Personal information
- Full name: Witold Henryk Szyguła
- Date of birth: 22 November 1940
- Place of birth: Chorzów, Poland
- Date of death: 4 September 2003 (aged 62)
- Height: 1.80 m (5 ft 11 in)
- Position(s): Goalkeeper

Senior career*
- Years: Team / Apps / (Gls)
- 1962–1971: Zagłębie Sosnowiec / 187 / (0)
- 1971–1972: Hamilton Academical / 27 / (0)
- 1972–1974: ROW Rybnik / 51 / (0)
- Total:  / 265 / (0)

International career
- 1963–1970: Poland / 3 / (0)

Managerial career
- 1977: Resovia Rzeszów
- AKS Chorzów
- MCKS Czeladź
- ŁTS Łabędy
- 1982–1983: Stilon Gorzów Wielkopolski
- Górnik Libiąż
- Szombierki Bytom
- 1992: Zagłębie Sosnowiec

= Witold Szyguła =

Polish footballer and manager

Witold Henryk Szyguła (22 November 1940 – 4 September 2003) was a Polish footballer and manager who played as a goalkeeper.

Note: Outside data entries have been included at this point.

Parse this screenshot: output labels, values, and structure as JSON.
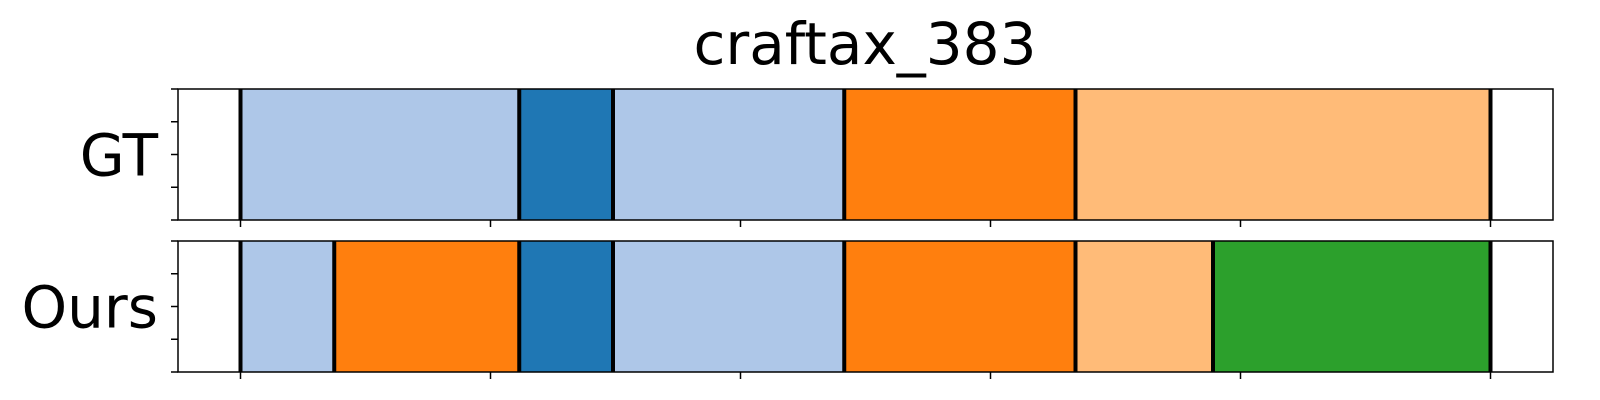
{
  "chart_data": {
    "type": "bar",
    "title": "craftax_383",
    "xlim": [
      0,
      110
    ],
    "xlabel": "",
    "ylabel": "",
    "grid": false,
    "x_ticks": [
      5,
      25,
      45,
      65,
      85,
      105
    ],
    "y_ticks_per_row": 5,
    "rows": [
      {
        "label": "GT",
        "segments": [
          {
            "start": 5,
            "end": 27.3,
            "color": "#aec7e8"
          },
          {
            "start": 27.3,
            "end": 34.8,
            "color": "#1f77b4"
          },
          {
            "start": 34.8,
            "end": 53.3,
            "color": "#aec7e8"
          },
          {
            "start": 53.3,
            "end": 71.8,
            "color": "#ff7f0e"
          },
          {
            "start": 71.8,
            "end": 105,
            "color": "#ffbb78"
          }
        ]
      },
      {
        "label": "Ours",
        "segments": [
          {
            "start": 5,
            "end": 12.5,
            "color": "#aec7e8"
          },
          {
            "start": 12.5,
            "end": 27.3,
            "color": "#ff7f0e"
          },
          {
            "start": 27.3,
            "end": 34.8,
            "color": "#1f77b4"
          },
          {
            "start": 34.8,
            "end": 53.3,
            "color": "#aec7e8"
          },
          {
            "start": 53.3,
            "end": 71.8,
            "color": "#ff7f0e"
          },
          {
            "start": 71.8,
            "end": 82.8,
            "color": "#ffbb78"
          },
          {
            "start": 82.8,
            "end": 105,
            "color": "#2ca02c"
          }
        ]
      }
    ]
  }
}
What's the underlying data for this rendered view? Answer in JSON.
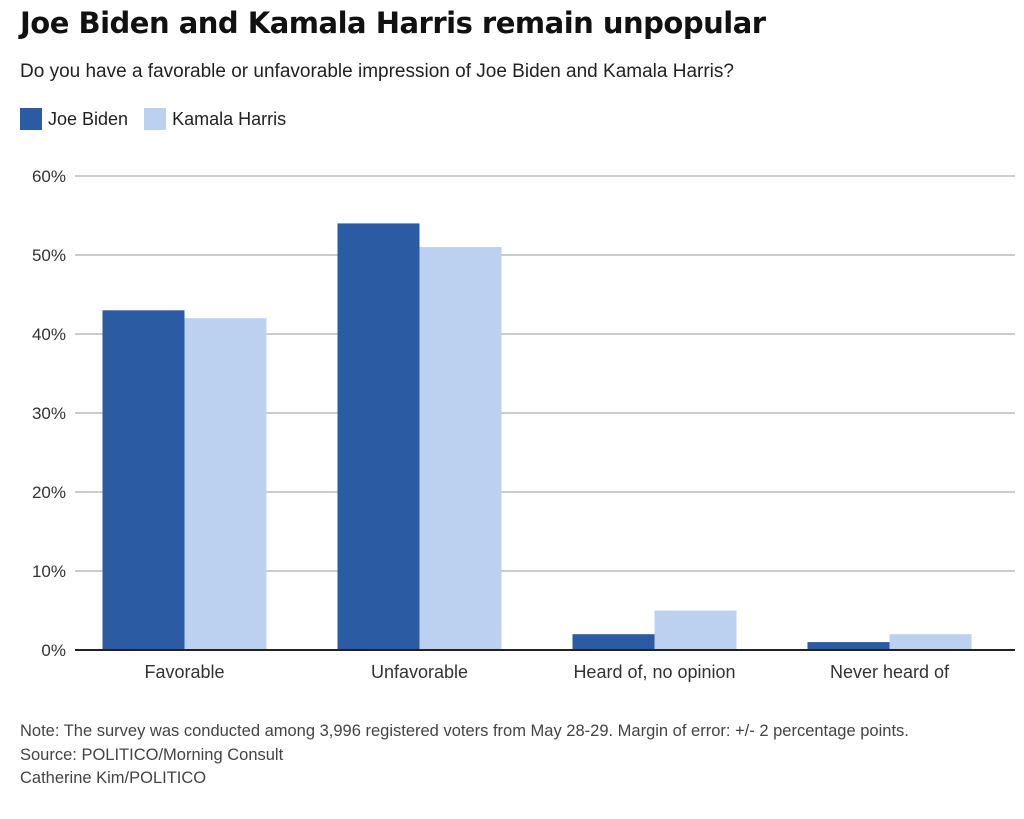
{
  "header": {
    "title": "Joe Biden and Kamala Harris remain unpopular",
    "subtitle": "Do you have a favorable or unfavorable impression of Joe Biden and Kamala Harris?"
  },
  "colors": {
    "biden": "#2b5ca3",
    "harris": "#bcd0ef",
    "grid": "#9a9a9a",
    "axis": "#222222"
  },
  "chart_data": {
    "type": "bar",
    "categories": [
      "Favorable",
      "Unfavorable",
      "Heard of, no opinion",
      "Never heard of"
    ],
    "series": [
      {
        "name": "Joe Biden",
        "values": [
          43,
          54,
          2,
          1
        ]
      },
      {
        "name": "Kamala Harris",
        "values": [
          42,
          51,
          5,
          2
        ]
      }
    ],
    "title": "Joe Biden and Kamala Harris remain unpopular",
    "subtitle": "Do you have a favorable or unfavorable impression of Joe Biden and Kamala Harris?",
    "xlabel": "",
    "ylabel": "",
    "ylim": [
      0,
      60
    ],
    "yticks": [
      0,
      10,
      20,
      30,
      40,
      50,
      60
    ],
    "ytick_labels": [
      "0%",
      "10%",
      "20%",
      "30%",
      "40%",
      "50%",
      "60%"
    ],
    "grid": true,
    "legend": "top-left"
  },
  "footer": {
    "note": "Note: The survey was conducted among 3,996 registered voters from May 28-29. Margin of error: +/- 2 percentage points.",
    "source": "Source: POLITICO/Morning Consult",
    "credit": "Catherine Kim/POLITICO"
  }
}
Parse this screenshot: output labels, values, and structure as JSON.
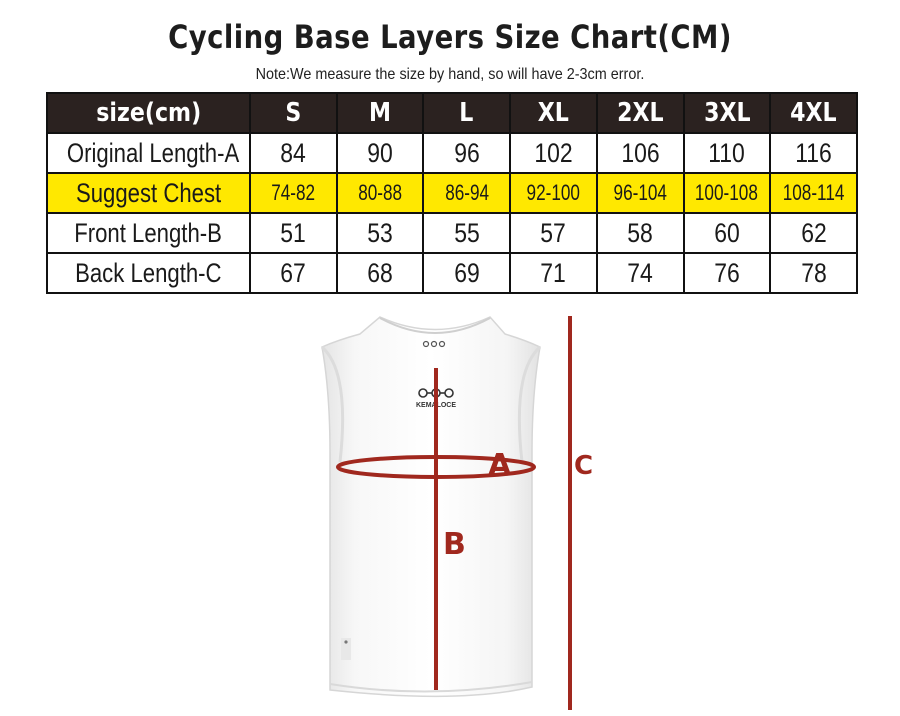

He signed for Scottish club Hamilton Academical in June 1971, alongside fellow Polish internationals Alfred Olek and Roman Strzałkowski. They were "the first players from behind the Iron Curtain […] to play in Britain." The deal was orchestrated by Hamilton's chairman Jan Stepek, who was himself Polish, in return for electronic goods being sent to Poland. Szyguła also played in Poland for Zagłębie.